Simon Josefsson jas@extundo.com writes:
A nit though, I see Nettle configure.ac says AX_CREATE_STDINT_H([nettle-types.h]), I think it is better to say AX_CREATE_STDINT_H(nettle-types.h, sys/types.h).
The version of AX_CREATE_STDINT_H I use contains code like
if test "_$ac_cv_header_stdint_x" = "_" ; then if test "_$ac_cv_header_stdint_o" = "_" ; then AC_CACHE_CHECK([for stdint u_int32_t], [ac_cv_header_stdint_u],[ ac_cv_header_stdint_u="" # the BSD typedefs (sys/types.h) AC_MSG_RESULT([(..)]) for i in sys/types.h inttypes.h sys/inttypes.h $inttype_headers ; do
so it seems sys/types.h should be considered already. Do you know that it doesn't work?
A wishlist item as well: splitting up hmac.h into hmac.h, hmac-md5.h, hmac-sha.h would be useful. Then you don't have to copy code for sha if you only need md5, and vice versa.

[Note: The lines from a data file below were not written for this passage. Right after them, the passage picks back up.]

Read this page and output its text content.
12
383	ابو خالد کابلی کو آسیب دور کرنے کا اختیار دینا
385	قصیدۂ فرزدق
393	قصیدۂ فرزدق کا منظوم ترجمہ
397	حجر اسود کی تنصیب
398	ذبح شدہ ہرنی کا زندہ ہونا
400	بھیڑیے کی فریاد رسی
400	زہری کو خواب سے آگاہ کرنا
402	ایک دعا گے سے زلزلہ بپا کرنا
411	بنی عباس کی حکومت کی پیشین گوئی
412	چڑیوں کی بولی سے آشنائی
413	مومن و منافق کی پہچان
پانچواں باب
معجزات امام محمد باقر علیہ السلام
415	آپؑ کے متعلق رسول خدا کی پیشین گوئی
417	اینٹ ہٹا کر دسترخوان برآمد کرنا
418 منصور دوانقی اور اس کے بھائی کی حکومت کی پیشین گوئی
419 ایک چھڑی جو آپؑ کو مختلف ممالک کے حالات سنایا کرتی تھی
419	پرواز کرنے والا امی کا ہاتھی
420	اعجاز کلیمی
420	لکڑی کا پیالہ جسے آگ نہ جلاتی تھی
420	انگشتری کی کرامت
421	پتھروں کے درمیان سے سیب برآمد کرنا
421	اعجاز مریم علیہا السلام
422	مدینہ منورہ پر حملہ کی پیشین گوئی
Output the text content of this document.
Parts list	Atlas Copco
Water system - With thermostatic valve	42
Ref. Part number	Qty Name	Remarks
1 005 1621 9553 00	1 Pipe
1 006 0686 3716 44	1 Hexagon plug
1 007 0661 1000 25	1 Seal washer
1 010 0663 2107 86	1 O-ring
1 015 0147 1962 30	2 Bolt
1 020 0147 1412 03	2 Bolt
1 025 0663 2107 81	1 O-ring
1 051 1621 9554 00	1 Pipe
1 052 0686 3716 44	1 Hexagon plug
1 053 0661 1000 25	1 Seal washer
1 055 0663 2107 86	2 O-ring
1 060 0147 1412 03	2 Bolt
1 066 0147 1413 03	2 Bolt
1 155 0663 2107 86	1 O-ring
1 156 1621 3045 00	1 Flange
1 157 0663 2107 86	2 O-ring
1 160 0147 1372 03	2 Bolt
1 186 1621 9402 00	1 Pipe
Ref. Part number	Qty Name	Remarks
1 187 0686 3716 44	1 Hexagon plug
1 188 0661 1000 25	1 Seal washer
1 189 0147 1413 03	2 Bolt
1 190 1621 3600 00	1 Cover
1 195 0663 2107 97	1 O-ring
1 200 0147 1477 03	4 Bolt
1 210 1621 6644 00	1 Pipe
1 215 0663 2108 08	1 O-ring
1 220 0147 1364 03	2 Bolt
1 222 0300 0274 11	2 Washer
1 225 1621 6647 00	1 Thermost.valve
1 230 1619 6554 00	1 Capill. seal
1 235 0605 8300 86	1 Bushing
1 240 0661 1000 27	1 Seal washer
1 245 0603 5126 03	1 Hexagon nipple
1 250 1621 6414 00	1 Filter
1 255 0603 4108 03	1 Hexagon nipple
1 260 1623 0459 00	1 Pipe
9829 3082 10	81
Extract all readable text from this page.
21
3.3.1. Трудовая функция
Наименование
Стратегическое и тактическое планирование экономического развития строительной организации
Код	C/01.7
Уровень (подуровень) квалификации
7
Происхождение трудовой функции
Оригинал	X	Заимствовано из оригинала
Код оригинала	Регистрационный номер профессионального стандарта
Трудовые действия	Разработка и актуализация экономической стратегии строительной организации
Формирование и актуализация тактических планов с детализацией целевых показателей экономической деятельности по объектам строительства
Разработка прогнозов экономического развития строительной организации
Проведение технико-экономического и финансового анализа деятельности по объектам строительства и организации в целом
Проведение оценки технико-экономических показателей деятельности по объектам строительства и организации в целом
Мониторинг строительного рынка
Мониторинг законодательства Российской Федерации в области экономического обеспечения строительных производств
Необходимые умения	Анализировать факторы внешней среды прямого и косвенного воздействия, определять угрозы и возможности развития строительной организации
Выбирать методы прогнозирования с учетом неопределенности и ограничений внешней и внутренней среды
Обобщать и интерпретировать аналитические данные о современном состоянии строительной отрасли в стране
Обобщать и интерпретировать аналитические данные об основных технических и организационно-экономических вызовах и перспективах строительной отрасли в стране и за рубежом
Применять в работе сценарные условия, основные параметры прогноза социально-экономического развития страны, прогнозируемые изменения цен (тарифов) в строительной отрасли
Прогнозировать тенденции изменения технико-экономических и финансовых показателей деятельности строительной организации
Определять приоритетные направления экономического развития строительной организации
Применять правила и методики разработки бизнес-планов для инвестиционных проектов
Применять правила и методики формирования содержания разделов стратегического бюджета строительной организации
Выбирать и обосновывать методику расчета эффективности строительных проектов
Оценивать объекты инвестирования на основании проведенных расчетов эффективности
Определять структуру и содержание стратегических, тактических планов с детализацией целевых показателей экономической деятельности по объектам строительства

Hmm, can you explain what's the problem with this "copying"? There are four different object files, hmac.o, hmac-md5.o, hmac-sha1.o and hmac-sha256.o, so with static linking, only the needed ones should be dragged into the executable.
I try to keep the number of header files down a little, for example sha1 and sha256 are both declared in sha.h, des and des3 are both in des.h, all rsa-related functions collected in rsa.h, etc. Do you see a problem with that design? (I'm not 100% consistent, in particular md4 are md5 are declared in separate header files).
One alternative that would almost work is to replace the `#include "md5.h"' in hmac.h with a forward declaration `struct md5;'. Then users of hmac-md5 would need to include both hmac.h and md5.h. I can't say if that would solve your problem, though, as I don't know what it is...
The reason a forward declaration won't work right away, is the hmac.h declaration
struct hmac_md5_ctx HMAC_CTX(struct md5_ctx);
which needs the storage size of struct md5_ctx to make sense.
BTW, there's one known bug in the nettle-1.8 distribution: A few of the header files are forgotten by the make install target. I'll wait some more for bug reports before making a bugfix release to address that.